I don’t indiscriminately support doing evil things for good causes.
If someone is evil, is our enemy, it’s because of one or both of these two things.
Using evil methods makes us evil.
Adopting our enemy’s methods—for retaliatory or preemptive purposes—is not a legitimate carte blanche reason for using evil methods. “But they would do it” is not an excuse.
I don’t want to become as evil as my enemy is.
I don’t want to look in the mirror and see an enemy.
I want to be good and kind.
I get that inaction is also a kind of action.
I realize that sometimes somewhat evil methods can be OK if the goals are very, very good. Directly good, and not indirectly, vaguely, kinda sorta hopefully will benefit the cause.
People (who see themselves as good) doing evil things to evil people is one of the most frustrating things about politics for me.
The Trolley Problem in short:
There’s a runaway train on a track, heading towards injuring or even killing five people.
You have the chance to actively pull a lever and save those people but it’ll switch the train to a track where another person is gonna get killed.
It seems like one day I woke up and the world had settled on the Trolley Problem as if it were a no-brainer, that it was just a question of will & machismo to be able to pull the lever, be a hero and save five peeps.
I’m not onboard with that.
It’s just not easy.
I feel differently about the problem if it’s one million people on one
track and one person’s just having a single foot on the other, vs how
I feel if there are 29 people on one track and 28 people on the other.
You’ve got to case-by-case these things. We are condemned to choose.
Two groups who have different goals—let’s say one side has goals that they see as communal but that the other side sees as selfish, and the other has goals that they see as communal but that the other side sees as selfish—but both reason that any amount of methods are justified vs the other group, that’s gonna make a mess of cruelty and horror.
Please don’t get me wrong. I’m not trying to both-sides things here. I do agree with our side’s goals and I do disagree with our enemy’s goals.
I’m just very, very cautious about what methods we should adopt so our enemies don’t win by turning us into them.
Maybe the biggest change in my politics over the last ten years is that I’ve become much more of a pacifist.
To some extent, it’s a question of degree, because I’ve always felt that the worse the means, the better the ends need to be to justify ‘em, and that threshold of how good the ends need to be to justify fighting has risen.

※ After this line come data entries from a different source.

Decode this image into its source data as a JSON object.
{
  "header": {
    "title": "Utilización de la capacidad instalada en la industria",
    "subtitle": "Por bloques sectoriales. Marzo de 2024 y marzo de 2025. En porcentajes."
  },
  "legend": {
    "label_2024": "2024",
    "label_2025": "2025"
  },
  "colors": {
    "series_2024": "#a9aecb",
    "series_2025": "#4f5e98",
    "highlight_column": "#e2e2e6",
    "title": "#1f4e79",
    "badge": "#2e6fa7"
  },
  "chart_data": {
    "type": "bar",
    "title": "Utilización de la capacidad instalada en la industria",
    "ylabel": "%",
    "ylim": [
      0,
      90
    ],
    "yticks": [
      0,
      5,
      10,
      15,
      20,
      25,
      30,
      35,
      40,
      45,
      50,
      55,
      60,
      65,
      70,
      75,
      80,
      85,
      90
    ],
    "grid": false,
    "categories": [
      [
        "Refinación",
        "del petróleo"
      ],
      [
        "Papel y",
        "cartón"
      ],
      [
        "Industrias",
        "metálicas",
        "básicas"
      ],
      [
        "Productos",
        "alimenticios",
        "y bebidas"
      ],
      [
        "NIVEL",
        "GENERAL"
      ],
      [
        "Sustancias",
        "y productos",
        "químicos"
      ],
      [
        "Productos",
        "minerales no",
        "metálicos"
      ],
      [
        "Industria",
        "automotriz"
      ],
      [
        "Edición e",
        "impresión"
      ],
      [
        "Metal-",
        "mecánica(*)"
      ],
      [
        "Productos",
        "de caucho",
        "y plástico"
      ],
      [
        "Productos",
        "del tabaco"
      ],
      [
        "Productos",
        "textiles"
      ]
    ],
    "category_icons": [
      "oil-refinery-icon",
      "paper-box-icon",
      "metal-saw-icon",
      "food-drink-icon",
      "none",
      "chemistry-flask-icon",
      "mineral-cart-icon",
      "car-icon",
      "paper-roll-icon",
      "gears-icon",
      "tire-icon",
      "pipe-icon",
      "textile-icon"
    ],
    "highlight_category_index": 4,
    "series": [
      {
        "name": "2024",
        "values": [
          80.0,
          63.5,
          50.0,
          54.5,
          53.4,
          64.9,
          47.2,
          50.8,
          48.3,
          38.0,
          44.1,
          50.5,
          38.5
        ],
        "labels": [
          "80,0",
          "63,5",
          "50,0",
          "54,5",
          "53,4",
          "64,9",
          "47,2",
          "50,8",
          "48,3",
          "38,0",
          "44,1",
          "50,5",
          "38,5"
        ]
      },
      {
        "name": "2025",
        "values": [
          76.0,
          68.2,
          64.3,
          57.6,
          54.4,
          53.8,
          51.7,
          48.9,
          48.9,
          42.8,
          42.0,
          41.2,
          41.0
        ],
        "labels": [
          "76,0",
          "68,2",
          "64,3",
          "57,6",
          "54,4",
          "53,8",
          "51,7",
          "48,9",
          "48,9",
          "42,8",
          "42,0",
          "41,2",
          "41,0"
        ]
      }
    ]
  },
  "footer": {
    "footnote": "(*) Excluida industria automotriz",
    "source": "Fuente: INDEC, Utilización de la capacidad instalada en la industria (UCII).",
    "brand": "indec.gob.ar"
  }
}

But there’s also a new condition, a new dimension. The means need to be very direct. Tackling an active shooter? I might grant it. Tackling someone who’s maybe kinda sorta spotted in the vicinity of a potential shooter? Not into it.
Doing good things to vaguely hopefully indirectly for-want-of-a-nail–style effect good things down the road is and remains awesome, but doing bad things for that purpose is now not. If you need to be bad, the good consequence needs to be very concrete and causual and clearly understandable.
Now, all of these axes—badness of means, goodness of ends, directness of ends—are scalar. And they are internally multidimensional—the mental model I have for them is more like ribbons full of tangled data rather than lines. Ergo you’ve got to case-by-case it.